Regardless, this is a long-awaited datapoint as to the question of inflation and UBI. And the result? Virtually non-existent. As of June, Delotte noted that inflation was well below what was expected as in a world where we stay home and consume less demand for goods was still quite weak. By October, inflation was virtually flat. Keep in mind this isn’t a good sign either, as a weakened economy was a moderator on asset prices but the reality is people just can’t consume as much when they are stuck at home.
How was the CERB distributed? Via bank money on payment rails organized by the country’s tax agency. But are there more efficient ways, like through a Central Bank Digital Currency?
CBDCs and Universal Basic Income
One of the hottest terms in fintech throughout 2020 — aside from Bitcoin — has been the idea of a Central Bank Digital Currency, or CBDC. A CBDC is a digital form of central bank money issued by a central bank on a digital ledger (similar to a blockchain). This is opposed to digitized commercial bank money which is money held by a bank that has been digitized. It’s the kind of money used when you pay via a mobile app or debit card.
China is considered the leader in this field with its digital RMB, known as DCEP. But the Accenture-backed Digital Dollar Project, led by Christopher Giancarlo, former Commodity Futures Trading Commission chairman, is positioning the US to play catch-up.

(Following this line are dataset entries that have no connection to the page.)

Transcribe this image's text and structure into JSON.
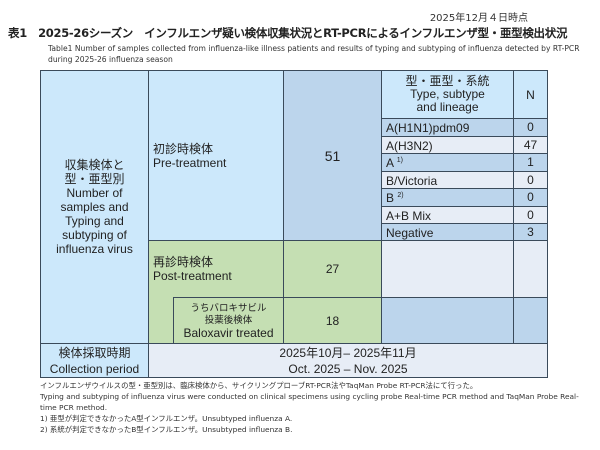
{
  "date": "2025年12月４日時点",
  "title": "表1　2025-26シーズン　インフルエンザ疑い検体収集状況とRT-PCRによるインフルエンザ型・亜型検出状況",
  "subtitle": "Table1 Number of samples collected from influenza-like illness patients and results of typing and subtyping of influenza detected by RT-PCR during 2025-26 influenza season",
  "table": {
    "row_header_jp": "収集検体と\n型・亜型別",
    "row_header_en": "Number of samples and Typing and subtyping of influenza virus",
    "type_header_jp": "型・亜型・系統",
    "type_header_en": "Type, subtype and lineage",
    "n_header": "N",
    "pre_jp": "初診時検体",
    "pre_en": "Pre-treatment",
    "pre_n": "51",
    "types": [
      {
        "label": "A(H1N1)pdm09",
        "sup": "",
        "n": "0"
      },
      {
        "label": "A(H3N2)",
        "sup": "",
        "n": "47"
      },
      {
        "label": "A",
        "sup": "1)",
        "n": "1"
      },
      {
        "label": "B/Victoria",
        "sup": "",
        "n": "0"
      },
      {
        "label": "B",
        "sup": "2)",
        "n": "0"
      },
      {
        "label": "A+B Mix",
        "sup": "",
        "n": "0"
      },
      {
        "label": "Negative",
        "sup": "",
        "n": "3"
      }
    ],
    "post_jp": "再診時検体",
    "post_en": "Post-treatment",
    "post_n": "27",
    "balox_jp1": "うちバロキサビル",
    "balox_jp2": "投薬後検体",
    "balox_en": "Baloxavir treated",
    "balox_n": "18",
    "period_jp": "検体採取時期",
    "period_en": "Collection period",
    "period_value_jp": "2025年10月– 2025年11月",
    "period_value_en": "Oct. 2025 – Nov. 2025"
  },
  "notes": [
    "インフルエンザウイルスの型・亜型別は、臨床検体から、サイクリングプローブRT-PCR法やTaqMan Probe RT-PCR法にて行った。",
    "Typing and subtyping of influenza virus were conducted on clinical specimens using cycling probe Real-time PCR method and TaqMan Probe Real-time PCR method.",
    "1) 亜型が判定できなかったA型インフルエンザ。Unsubtyped influenza A.",
    "2) 系統が判定できなかったB型インフルエンザ。Unsubtyped influenza B."
  ]
}
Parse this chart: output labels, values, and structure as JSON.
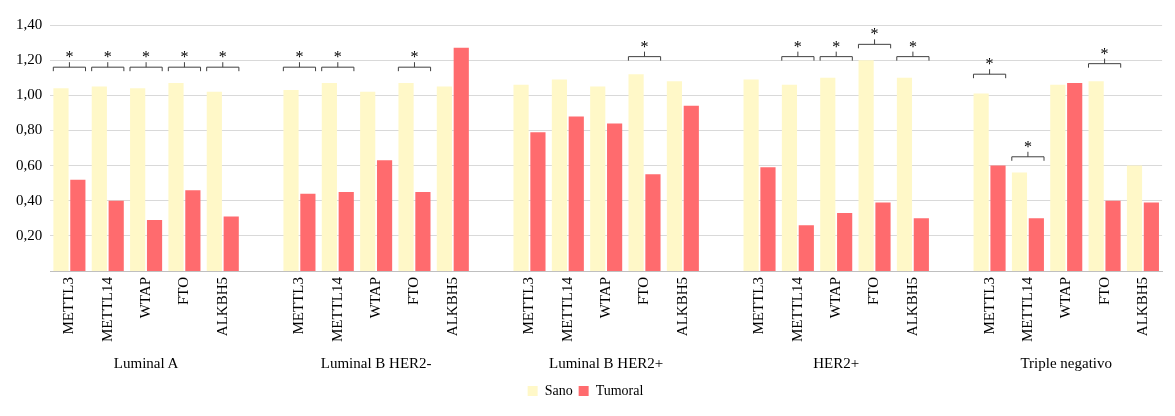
{
  "chart_data": {
    "type": "bar",
    "categories": [
      "METTL3",
      "METTL14",
      "WTAP",
      "FTO",
      "ALKBH5",
      null,
      "METTL3",
      "METTL14",
      "WTAP",
      "FTO",
      "ALKBH5",
      null,
      "METTL3",
      "METTL14",
      "WTAP",
      "FTO",
      "ALKBH5",
      null,
      "METTL3",
      "METTL14",
      "WTAP",
      "FTO",
      "ALKBH5",
      null,
      "METTL3",
      "METTL14",
      "WTAP",
      "FTO",
      "ALKBH5"
    ],
    "series": [
      {
        "name": "Sano",
        "color": "#fff8c8",
        "values": [
          1.04,
          1.05,
          1.04,
          1.07,
          1.02,
          null,
          1.03,
          1.07,
          1.02,
          1.07,
          1.05,
          null,
          1.06,
          1.09,
          1.05,
          1.12,
          1.08,
          null,
          1.09,
          1.06,
          1.1,
          1.2,
          1.1,
          null,
          1.01,
          0.56,
          1.06,
          1.08,
          0.6
        ]
      },
      {
        "name": "Tumoral",
        "color": "#ff6b6e",
        "values": [
          0.52,
          0.4,
          0.29,
          0.46,
          0.31,
          null,
          0.44,
          0.45,
          0.63,
          0.45,
          1.27,
          null,
          0.79,
          0.88,
          0.84,
          0.55,
          0.94,
          null,
          0.59,
          0.26,
          0.33,
          0.39,
          0.3,
          null,
          0.6,
          0.3,
          1.07,
          0.4,
          0.39
        ]
      }
    ],
    "ylim": [
      0,
      1.4
    ],
    "yticks": [
      {
        "value": 0.2,
        "label": "0,20"
      },
      {
        "value": 0.4,
        "label": "0,40"
      },
      {
        "value": 0.6,
        "label": "0,60"
      },
      {
        "value": 0.8,
        "label": "0,80"
      },
      {
        "value": 1.0,
        "label": "1,00"
      },
      {
        "value": 1.2,
        "label": "1,20"
      },
      {
        "value": 1.4,
        "label": "1,40"
      }
    ],
    "grid": "y",
    "legend": "bottom",
    "annotations": [
      "Luminal A",
      "Luminal B HER2-",
      "Luminal B HER2+",
      "HER2+",
      "Triple negativo",
      "*",
      "*",
      "*",
      "*",
      "*",
      "*",
      "*",
      "*",
      "*",
      "*",
      "*",
      "*",
      "*",
      "*",
      "*",
      "*"
    ]
  }
}
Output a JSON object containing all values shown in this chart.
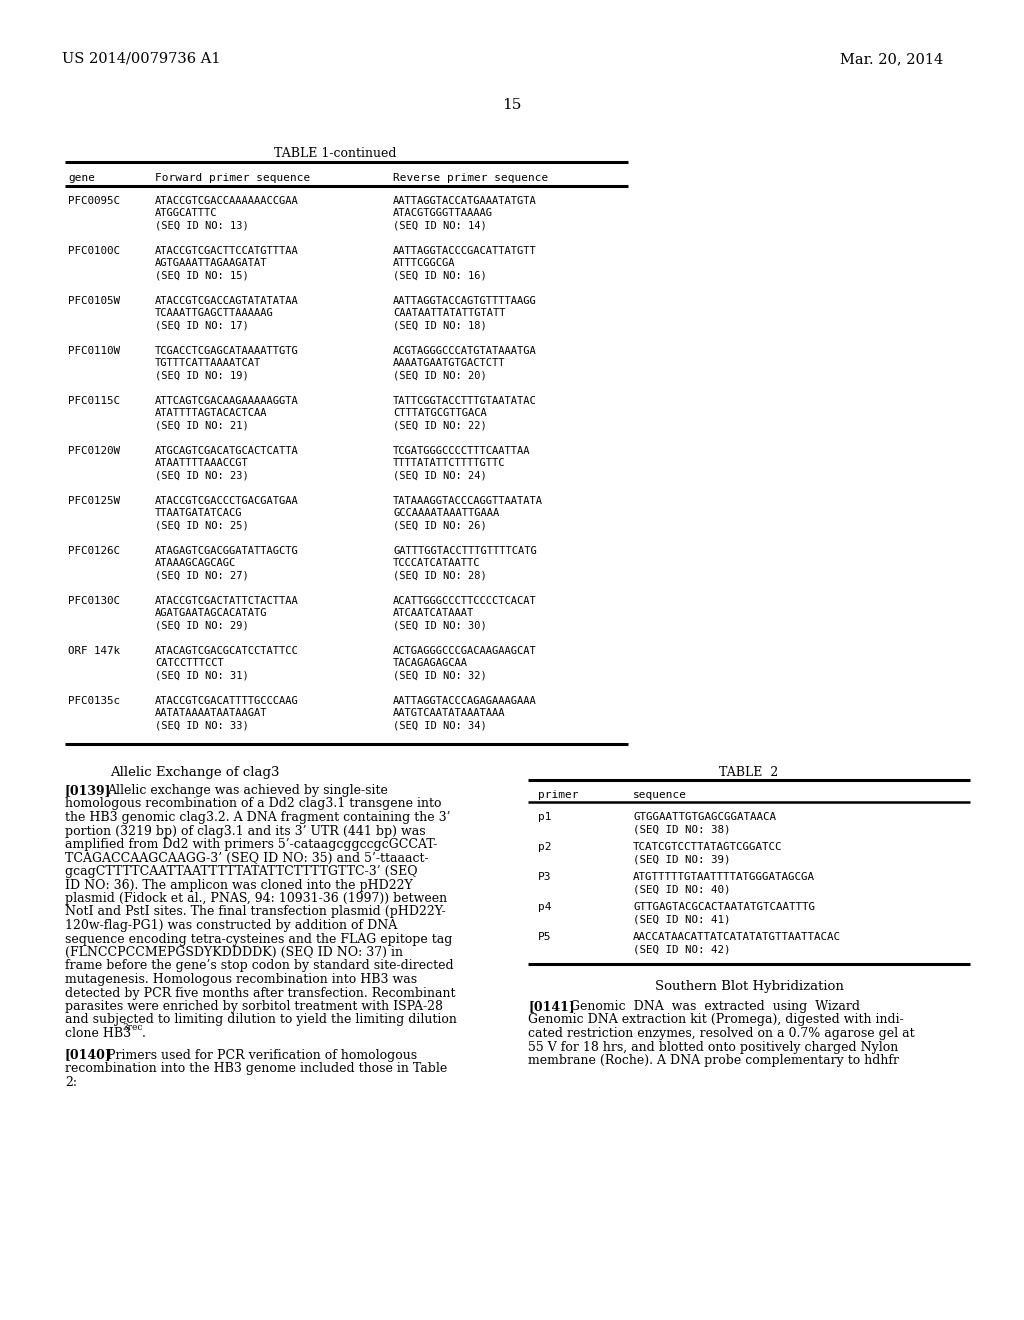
{
  "patent_left": "US 2014/0079736 A1",
  "patent_right": "Mar. 20, 2014",
  "page_number": "15",
  "table1_title": "TABLE 1-continued",
  "table1_headers": [
    "gene",
    "Forward primer sequence",
    "Reverse primer sequence"
  ],
  "table1_rows": [
    {
      "gene": "PFC0095C",
      "fwd": [
        "ATACCGTCGACCAAAAAACCGAA",
        "ATGGCATTTC",
        "(SEQ ID NO: 13)"
      ],
      "rev": [
        "AATTAGGTACCATGAAATATGTA",
        "ATACGTGGGTTAAAAG",
        "(SEQ ID NO: 14)"
      ]
    },
    {
      "gene": "PFC0100C",
      "fwd": [
        "ATACCGTCGACTTCCATGTTTAA",
        "AGTGAAATTAGAAGATAT",
        "(SEQ ID NO: 15)"
      ],
      "rev": [
        "AATTAGGTACCCGACATTATGTT",
        "ATTTCGGCGA",
        "(SEQ ID NO: 16)"
      ]
    },
    {
      "gene": "PFC0105W",
      "fwd": [
        "ATACCGTCGACCAGTATATATAA",
        "TCAAATTGAGCTTAAAAAG",
        "(SEQ ID NO: 17)"
      ],
      "rev": [
        "AATTAGGTACCAGTGTTTTAAGG",
        "CAATAATTATATTGTATT",
        "(SEQ ID NO: 18)"
      ]
    },
    {
      "gene": "PFC0110W",
      "fwd": [
        "TCGACCTCGAGCATAAAATTGTG",
        "TGTTTCATTAAAATCAT",
        "(SEQ ID NO: 19)"
      ],
      "rev": [
        "ACGTAGGGCCCATGTATAAATGA",
        "AAAATGAATGTGACTCTT",
        "(SEQ ID NO: 20)"
      ]
    },
    {
      "gene": "PFC0115C",
      "fwd": [
        "ATTCAGTCGACAAGAAAAAGGTA",
        "ATATTTTAGTACACTCAA",
        "(SEQ ID NO: 21)"
      ],
      "rev": [
        "TATTCGGTACCTTTGTAATATAC",
        "CTTTATGCGTTGACA",
        "(SEQ ID NO: 22)"
      ]
    },
    {
      "gene": "PFC0120W",
      "fwd": [
        "ATGCAGTCGACATGCACTCATTA",
        "ATAATTTTAAACCGT",
        "(SEQ ID NO: 23)"
      ],
      "rev": [
        "TCGATGGGCCCCTTTCAATTAA",
        "TTTTATATTCTTTTGTTC",
        "(SEQ ID NO: 24)"
      ]
    },
    {
      "gene": "PFC0125W",
      "fwd": [
        "ATACCGTCGACCCTGACGATGAA",
        "TTAATGATATCACG",
        "(SEQ ID NO: 25)"
      ],
      "rev": [
        "TATAAAGGTACCCAGGTTAATATA",
        "GCCAAAATAAATTGAAA",
        "(SEQ ID NO: 26)"
      ]
    },
    {
      "gene": "PFC0126C",
      "fwd": [
        "ATAGAGTCGACGGATATTAGCTG",
        "ATAAAGCAGCAGC",
        "(SEQ ID NO: 27)"
      ],
      "rev": [
        "GATTTGGTACCTTTGTTTTCATG",
        "TCCCATCATAATTC",
        "(SEQ ID NO: 28)"
      ]
    },
    {
      "gene": "PFC0130C",
      "fwd": [
        "ATACCGTCGACTATTCTACTTAA",
        "AGATGAATAGCACATATG",
        "(SEQ ID NO: 29)"
      ],
      "rev": [
        "ACATTGGGCCCTTCCCCTCACAT",
        "ATCAATCATAAAT",
        "(SEQ ID NO: 30)"
      ]
    },
    {
      "gene": "ORF 147k",
      "fwd": [
        "ATACAGTCGACGCATCCTATTCC",
        "CATCCTTTCCT",
        "(SEQ ID NO: 31)"
      ],
      "rev": [
        "ACTGAGGGCCCGACAAGAAGCAT",
        "TACAGAGAGCAA",
        "(SEQ ID NO: 32)"
      ]
    },
    {
      "gene": "PFC0135c",
      "fwd": [
        "ATACCGTCGACATTTTGCCCAAG",
        "AATATAAAATAATAAGAT",
        "(SEQ ID NO: 33)"
      ],
      "rev": [
        "AATTAGGTACCCAGAGAAAGAAA",
        "AATGTCAATATAAATAAA",
        "(SEQ ID NO: 34)"
      ]
    }
  ],
  "section_title_left": "Allelic Exchange of clag3",
  "section_title_right": "Southern Blot Hybridization",
  "para0139_bold": "[0139]",
  "para0139_lines": [
    "Allelic exchange was achieved by single-site",
    "homologous recombination of a Dd2 clag3.1 transgene into",
    "the HB3 genomic clag3.2. A DNA fragment containing the 3’",
    "portion (3219 bp) of clag3.1 and its 3’ UTR (441 bp) was",
    "amplified from Dd2 with primers 5’-cataagcggccgcGCCAT-",
    "TCAGACCAAGCAAGG-3’ (SEQ ID NO: 35) and 5’-ttaaact-",
    "gcagCTTTTCAATTAATTTTTATATTCTTTTGTTC-3’ (SEQ",
    "ID NO: 36). The amplicon was cloned into the pHD22Y",
    "plasmid (Fidock et al., PNAS, 94: 10931-36 (1997)) between",
    "NotI and PstI sites. The final transfection plasmid (pHD22Y-",
    "120w-flag-PG1) was constructed by addition of DNA",
    "sequence encoding tetra-cysteines and the FLAG epitope tag",
    "(FLNCCPCCMEPGSDYKDDDDK) (SEQ ID NO: 37) in",
    "frame before the gene’s stop codon by standard site-directed",
    "mutagenesis. Homologous recombination into HB3 was",
    "detected by PCR five months after transfection. Recombinant",
    "parasites were enriched by sorbitol treatment with ISPA-28",
    "and subjected to limiting dilution to yield the limiting dilution",
    "clone HB3"
  ],
  "para0139_super": "3rec",
  "para0139_end": ".",
  "para0140_bold": "[0140]",
  "para0140_lines": [
    "Primers used for PCR verification of homologous",
    "recombination into the HB3 genome included those in Table",
    "2:"
  ],
  "table2_title": "TABLE  2",
  "table2_headers": [
    "primer",
    "sequence"
  ],
  "table2_rows": [
    {
      "primer": "p1",
      "lines": [
        "GTGGAATTGTGAGCGGATAACA",
        "(SEQ ID NO: 38)"
      ]
    },
    {
      "primer": "p2",
      "lines": [
        "TCATCGTCCTTATAGTCGGATCC",
        "(SEQ ID NO: 39)"
      ]
    },
    {
      "primer": "P3",
      "lines": [
        "ATGTTTTTGTAATTTTATGGGATAGCGA",
        "(SEQ ID NO: 40)"
      ]
    },
    {
      "primer": "p4",
      "lines": [
        "GTTGAGTACGCACTAATATGTCAATTTG",
        "(SEQ ID NO: 41)"
      ]
    },
    {
      "primer": "P5",
      "lines": [
        "AACCATAACATTATCATATATGTTAATTACAC",
        "(SEQ ID NO: 42)"
      ]
    }
  ],
  "para0141_bold": "[0141]",
  "para0141_lines": [
    "Genomic  DNA  was  extracted  using  Wizard",
    "Genomic DNA extraction kit (Promega), digested with indi-",
    "cated restriction enzymes, resolved on a 0.7% agarose gel at",
    "55 V for 18 hrs, and blotted onto positively charged Nylon",
    "membrane (Roche). A DNA probe complementary to hdhfr"
  ]
}
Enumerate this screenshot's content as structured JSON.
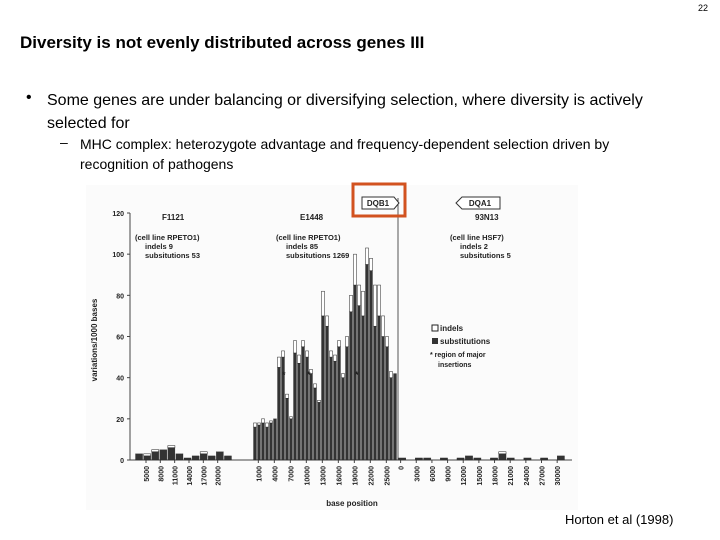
{
  "slide_number": "22",
  "title": "Diversity is not evenly distributed across genes III",
  "bullet": {
    "text": "Some genes are under balancing or diversifying selection, where diversity is actively selected for",
    "sub": "MHC complex: heterozygote advantage and frequency-dependent selection driven by recognition of pathogens"
  },
  "figure": {
    "ylabel": "variations/1000 bases",
    "xlabel": "base position",
    "ylim": [
      0,
      120
    ],
    "yticks": [
      0,
      20,
      40,
      60,
      80,
      100,
      120
    ],
    "genes": [
      "DQB1",
      "DQA1"
    ],
    "panels": [
      {
        "label": "F1121",
        "info": [
          "(cell line RPETO1)",
          "indels  9",
          "subsitutions  53"
        ],
        "xlim": [
          2700,
          23000
        ],
        "xticks": [
          5000,
          8000,
          11000,
          14000,
          17000,
          20000
        ],
        "substitutions": [
          3,
          2,
          4,
          5,
          6,
          3,
          1,
          2,
          3,
          2,
          4,
          2
        ],
        "indels": [
          0,
          1,
          1,
          0,
          1,
          0,
          0,
          0,
          1,
          0,
          0,
          0
        ]
      },
      {
        "label": "E1448",
        "info": [
          "(cell line RPETO1)",
          "indels  85",
          "subsitutions  1269"
        ],
        "xlim": [
          0,
          27000
        ],
        "xticks": [
          1000,
          4000,
          7000,
          10000,
          13000,
          16000,
          19000,
          22000,
          25000
        ],
        "substitutions": [
          16,
          17,
          18,
          16,
          18,
          20,
          45,
          50,
          30,
          20,
          52,
          47,
          55,
          50,
          42,
          35,
          28,
          70,
          65,
          50,
          48,
          55,
          40,
          55,
          72,
          85,
          75,
          70,
          95,
          92,
          65,
          70,
          60,
          55,
          40,
          42
        ],
        "indels": [
          2,
          1,
          2,
          2,
          1,
          0,
          5,
          3,
          2,
          1,
          6,
          4,
          3,
          3,
          2,
          2,
          1,
          12,
          5,
          3,
          3,
          3,
          2,
          5,
          8,
          15,
          10,
          12,
          8,
          6,
          20,
          15,
          10,
          5,
          3,
          0
        ]
      },
      {
        "label": "93N13",
        "info": [
          "(cell line HSF7)",
          "indels  2",
          "subsitutions  5"
        ],
        "xlim": [
          -500,
          31500
        ],
        "xticks": [
          0,
          3000,
          6000,
          9000,
          12000,
          15000,
          18000,
          21000,
          24000,
          27000,
          30000
        ],
        "substitutions": [
          1,
          0,
          1,
          1,
          0,
          1,
          0,
          1,
          2,
          1,
          0,
          1,
          3,
          1,
          0,
          1,
          0,
          1,
          0,
          2
        ],
        "indels": [
          0,
          0,
          0,
          0,
          0,
          0,
          0,
          0,
          0,
          0,
          0,
          0,
          1,
          0,
          0,
          0,
          0,
          0,
          0,
          0
        ]
      }
    ],
    "legend": {
      "indels": "indels",
      "substitutions": "substitutions",
      "note": [
        "* region of major",
        "insertions"
      ]
    },
    "markers": [
      "*",
      "*",
      "*"
    ]
  },
  "citation": "Horton et al (1998)"
}
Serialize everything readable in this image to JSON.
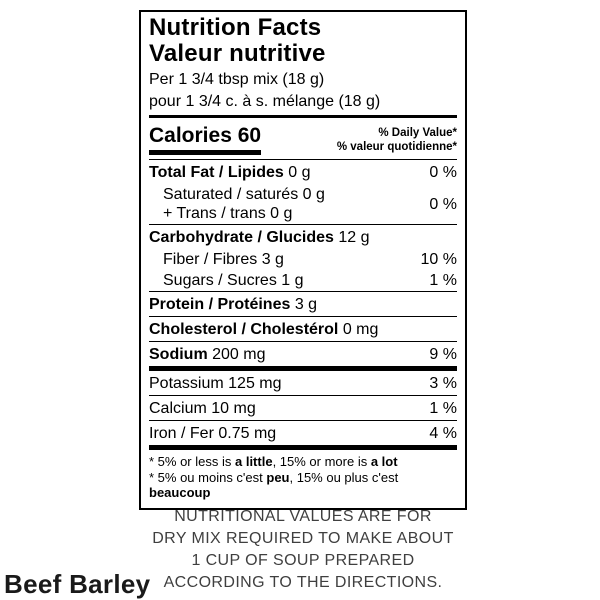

Although Giancarlo argues that the US needs to update its financial infrastructure, arguing that the Federal Reserve offering tokens alongside notes is the way to do it, a US CBDC just doesn’t seem to have the institutional interest — let alone adopting it to distribute stimulus — that China’s digital RMB has. Part of this has to do with China’s money supply problem: the success of mobile payment platforms like Tencent’s AliPay means that the country has a bubble of digitized money, known as M2, sitting in commercial banks. As M2 money is hard to control when compared to base layer money, or M0, China’s central bank would prefer to flatten the curve. How does it do this? By building a competing payment rail via its own CBDC and forcing this to be integrated into the likes of AliPay.
Back to the US — a lack of pressure to develop a CBDC means that China will launch it first by a long shot. But hypothetically speaking, if the US were to develop a CBDC would it be useful to distribute stimulus?
While there are theoretical advantages, the reality is, according to one specialist at a central bank that spoke on the condition of no attribution, that it would be too difficult to get buy-in from the general public. They argued that an unfamiliar digital payment platform would be too burdensome for many over a check or cash, and the risk for scams increases dramatically.
“Would it be worth creating a CBDC for this, when there are perfectly good alternatives? Probably not,” they said. “ Is there anything that a CBDC could do that couldn’t be done perfectly well by commercial bank money, existing payment systems, or a private money (a stablecoin, for instance)? If the answer is “no,” then it’s not obvious why a central bank would go to the trouble and expense.”